In 2019, while I was in the midst of my therapy, a breakthrough came for CPTSD in the UK when it was recognised by World Health Organisation member, the British Psychological Society, who then began to endorse it as a diagnosis. Unfortunately, it still has a long way to go and is not yet officially recognised by the American Psychiatric Association.
As for my breakthrough, I finished my therapy in 2021 and I couldn’t be more grateful for being referred for it. For all of the incredibly hard work it was it was worth it. I’m stronger, much more balanced and I now understand why I react the way I do to things.
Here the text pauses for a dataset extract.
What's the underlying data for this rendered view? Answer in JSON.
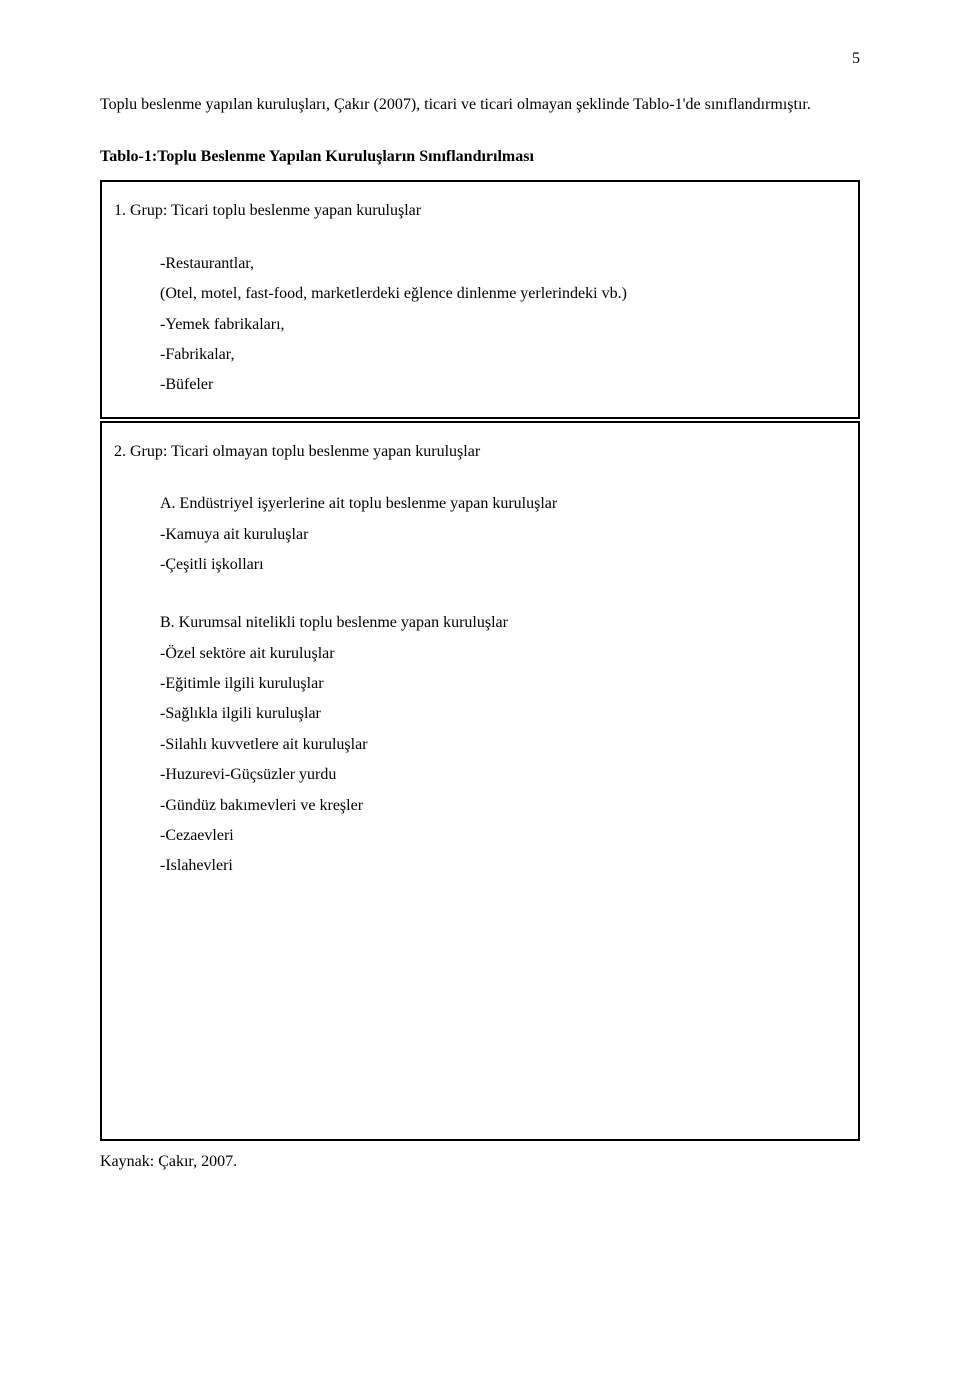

My relationships are stronger and healthier too, I have learnt what it is to put healthy boundaries in place and things are feeling much more manageable. I would argue that there aren’t really coping mechanisms in place for CPTSD, like grief it just becomes something that you learn to live with, but I have learnt that with childhood trauma there comes a lack of knowing who you are. So for me, a coping mechanism is knowing that I’m not done getting to know myself yet. When something triggers me, I have a step now where I ask the question “how do I want to respond to this, really?” It genuinely helps.
CPTSD doesn’t go away, I will live it for the rest of my life, and as life goes on I might come across more triggers that I didn’t manage to explore in my therapy, but I now have the tools in place to help recognise it and get the help that I need when I need it. . It helps to talk about it. Like most other non-mainstream mental illnesses or disorders, there is a stigma around CPTSD that needs to break, especially as it’s still making tracks through the scientific world. But my advice is this; your CPTSD diagnosis is unique to you. Your circumstance is unique to you. Remember that your experience is 100% valid, so ask for help. Go to your GP and ask for assessment, when you are referred to therapy make sure you allow yourself time to decide whether the therapist you’ve been assigned to works for you. You need to feel comfortable with them as they are likely to be standing beside you and holding your hand as you walk down the shadowy roads of your past experiences, feeling safe with that relationship is paramount. Give yourself time and space to work through it all. It is hard, it is scary but I can say with absolute honesty that it is worth every effort it takes.”